Just enough rain fell during the summer to keep grasses and plants growing, which should mean that the older bucks out there have had means to develop good racks, Scullon said.
At 50 degrees and above, deer aren't burning enough calories trying to stay warm for outside feed to be necessary. Even the lunar phases were conspiring against hunters, as Scullon said the fact that a full moon came near the opener meant the deer could see enough for a midnight snack and avoid the commotion caused by the thousands of hunters making their way into the forest.
"Deer get spooky, so they start moving around at night instead of the daytime," he said.

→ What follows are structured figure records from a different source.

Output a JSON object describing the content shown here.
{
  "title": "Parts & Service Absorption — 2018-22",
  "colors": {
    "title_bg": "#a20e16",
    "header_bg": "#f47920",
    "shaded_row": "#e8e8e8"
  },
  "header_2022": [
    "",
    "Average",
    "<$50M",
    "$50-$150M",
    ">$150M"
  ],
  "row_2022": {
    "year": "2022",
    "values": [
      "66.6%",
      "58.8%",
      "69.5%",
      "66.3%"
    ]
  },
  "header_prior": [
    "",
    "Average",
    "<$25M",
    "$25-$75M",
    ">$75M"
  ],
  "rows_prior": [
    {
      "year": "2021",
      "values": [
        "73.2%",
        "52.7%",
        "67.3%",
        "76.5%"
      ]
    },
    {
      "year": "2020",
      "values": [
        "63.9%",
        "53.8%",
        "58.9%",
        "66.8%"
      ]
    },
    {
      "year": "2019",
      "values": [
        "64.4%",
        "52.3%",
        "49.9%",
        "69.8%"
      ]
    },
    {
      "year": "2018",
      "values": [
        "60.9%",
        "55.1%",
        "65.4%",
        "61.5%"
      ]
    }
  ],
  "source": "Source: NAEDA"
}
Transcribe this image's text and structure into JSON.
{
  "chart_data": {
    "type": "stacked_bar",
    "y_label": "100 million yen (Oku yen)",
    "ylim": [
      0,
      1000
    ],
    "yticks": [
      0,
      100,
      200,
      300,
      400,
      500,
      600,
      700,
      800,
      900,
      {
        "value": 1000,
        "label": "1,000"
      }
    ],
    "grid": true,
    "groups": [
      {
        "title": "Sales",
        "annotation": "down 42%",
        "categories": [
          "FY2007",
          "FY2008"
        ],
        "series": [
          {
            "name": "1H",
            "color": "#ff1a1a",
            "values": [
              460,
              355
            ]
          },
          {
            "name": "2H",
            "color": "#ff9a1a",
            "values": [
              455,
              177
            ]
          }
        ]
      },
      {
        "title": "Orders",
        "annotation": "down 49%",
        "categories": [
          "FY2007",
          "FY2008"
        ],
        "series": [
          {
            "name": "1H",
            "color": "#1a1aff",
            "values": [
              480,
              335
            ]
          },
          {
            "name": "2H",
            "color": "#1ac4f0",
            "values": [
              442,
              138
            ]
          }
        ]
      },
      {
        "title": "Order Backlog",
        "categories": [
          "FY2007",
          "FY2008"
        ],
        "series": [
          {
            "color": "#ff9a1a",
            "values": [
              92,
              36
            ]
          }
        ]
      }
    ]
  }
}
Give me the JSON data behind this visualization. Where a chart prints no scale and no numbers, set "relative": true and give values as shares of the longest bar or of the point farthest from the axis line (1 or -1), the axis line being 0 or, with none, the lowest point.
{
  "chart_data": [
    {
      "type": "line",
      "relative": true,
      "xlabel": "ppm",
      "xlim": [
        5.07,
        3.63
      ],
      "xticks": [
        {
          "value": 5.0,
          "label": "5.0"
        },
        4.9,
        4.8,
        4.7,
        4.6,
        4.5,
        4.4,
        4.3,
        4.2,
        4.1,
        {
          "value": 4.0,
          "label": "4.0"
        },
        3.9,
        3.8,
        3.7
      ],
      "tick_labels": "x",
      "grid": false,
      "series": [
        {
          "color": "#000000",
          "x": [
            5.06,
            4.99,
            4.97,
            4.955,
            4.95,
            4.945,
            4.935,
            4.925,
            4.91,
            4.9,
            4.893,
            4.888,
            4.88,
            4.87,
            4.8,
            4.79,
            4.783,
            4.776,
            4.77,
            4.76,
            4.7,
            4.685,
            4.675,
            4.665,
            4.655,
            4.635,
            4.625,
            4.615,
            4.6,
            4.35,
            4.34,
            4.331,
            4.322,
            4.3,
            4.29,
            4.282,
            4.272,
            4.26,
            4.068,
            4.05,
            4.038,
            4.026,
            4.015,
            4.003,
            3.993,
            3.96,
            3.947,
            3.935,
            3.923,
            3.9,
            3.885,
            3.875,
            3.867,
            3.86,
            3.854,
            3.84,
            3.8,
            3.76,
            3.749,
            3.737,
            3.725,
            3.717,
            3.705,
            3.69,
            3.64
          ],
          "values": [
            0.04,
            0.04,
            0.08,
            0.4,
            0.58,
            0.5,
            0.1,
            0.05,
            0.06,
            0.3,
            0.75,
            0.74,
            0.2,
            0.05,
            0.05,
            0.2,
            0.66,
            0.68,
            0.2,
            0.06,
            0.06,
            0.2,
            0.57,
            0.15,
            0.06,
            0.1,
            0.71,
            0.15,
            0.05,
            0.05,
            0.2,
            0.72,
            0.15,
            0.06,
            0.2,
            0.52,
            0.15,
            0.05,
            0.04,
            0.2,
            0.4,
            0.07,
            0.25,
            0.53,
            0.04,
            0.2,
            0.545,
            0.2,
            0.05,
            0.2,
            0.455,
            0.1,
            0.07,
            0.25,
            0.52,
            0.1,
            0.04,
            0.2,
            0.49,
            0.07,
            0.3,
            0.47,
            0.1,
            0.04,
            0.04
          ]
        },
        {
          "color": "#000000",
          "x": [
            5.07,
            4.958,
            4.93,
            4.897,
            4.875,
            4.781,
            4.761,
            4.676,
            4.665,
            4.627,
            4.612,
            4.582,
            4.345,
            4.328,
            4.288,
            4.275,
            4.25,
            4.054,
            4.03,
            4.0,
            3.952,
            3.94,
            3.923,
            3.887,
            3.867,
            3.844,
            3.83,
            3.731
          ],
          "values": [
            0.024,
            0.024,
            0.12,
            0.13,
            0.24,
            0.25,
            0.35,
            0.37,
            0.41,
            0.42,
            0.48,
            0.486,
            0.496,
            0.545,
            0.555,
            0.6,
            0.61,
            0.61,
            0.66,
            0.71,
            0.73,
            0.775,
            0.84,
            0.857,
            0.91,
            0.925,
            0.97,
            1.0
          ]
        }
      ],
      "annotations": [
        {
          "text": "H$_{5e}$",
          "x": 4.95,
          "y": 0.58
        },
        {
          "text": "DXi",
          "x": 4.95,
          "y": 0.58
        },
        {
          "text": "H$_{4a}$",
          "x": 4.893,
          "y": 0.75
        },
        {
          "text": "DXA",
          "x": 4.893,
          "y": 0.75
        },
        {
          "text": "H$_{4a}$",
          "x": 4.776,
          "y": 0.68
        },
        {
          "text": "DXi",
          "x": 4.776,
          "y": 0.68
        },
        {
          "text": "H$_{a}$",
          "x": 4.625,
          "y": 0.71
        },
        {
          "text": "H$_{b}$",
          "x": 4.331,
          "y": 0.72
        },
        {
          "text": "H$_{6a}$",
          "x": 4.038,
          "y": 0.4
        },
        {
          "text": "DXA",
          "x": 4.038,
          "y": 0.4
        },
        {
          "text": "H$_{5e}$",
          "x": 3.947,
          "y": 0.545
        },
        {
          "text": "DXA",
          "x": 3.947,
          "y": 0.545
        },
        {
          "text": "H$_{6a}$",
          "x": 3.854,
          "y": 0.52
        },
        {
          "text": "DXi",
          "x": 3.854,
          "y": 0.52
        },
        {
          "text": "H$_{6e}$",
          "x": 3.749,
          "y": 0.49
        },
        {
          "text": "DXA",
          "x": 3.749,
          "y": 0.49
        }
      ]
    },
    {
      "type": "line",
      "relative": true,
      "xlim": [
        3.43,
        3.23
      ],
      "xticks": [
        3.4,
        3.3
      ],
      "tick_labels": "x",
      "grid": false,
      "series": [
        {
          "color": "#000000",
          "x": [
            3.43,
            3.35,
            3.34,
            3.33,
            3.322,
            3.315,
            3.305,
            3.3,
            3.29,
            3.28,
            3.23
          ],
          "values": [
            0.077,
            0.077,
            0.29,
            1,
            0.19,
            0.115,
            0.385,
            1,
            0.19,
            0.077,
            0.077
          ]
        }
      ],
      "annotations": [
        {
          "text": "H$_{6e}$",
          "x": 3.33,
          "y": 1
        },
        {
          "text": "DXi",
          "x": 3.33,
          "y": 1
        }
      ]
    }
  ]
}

With this year's traditional Nov. 15 opener falling on a Monday, hunting pressure is expected to be a little lower at the start.
If the weather stays cool and snow predicted for the weekend accumulates, conditions could be ideal.
"It would help if we had temperatures in the 40s and some tracking snow," Scullon said.
One new regulation hunters should note is that it is now legal to take a coyote during firearm deer season, provided that the hunter has a furbearer or small-game license.
However, anyone who takes aim at a coyote must be very careful.
"People have to distinguish the target clearly, because you cannot shoot a wolf. Understand there will be ramifications if they make mistakes," Scullon said.
Wolves are significantly larger (70 pounds or more) than coyotes, which typically max out at 40 pounds, have a small, pointy head and muzzle and travel with their tails down.
"They're a more dainty animal in comparison," Scullon said.
Successful hunters who wish to register their deer with the DNRE can do so at McLain State Park or Porcupine Mountains State Park but should call ahead. Checkers will be available at the DNRE's Baraga office during its normal hours and from 10 a.m.-2 p.m. on the first weekend of the season.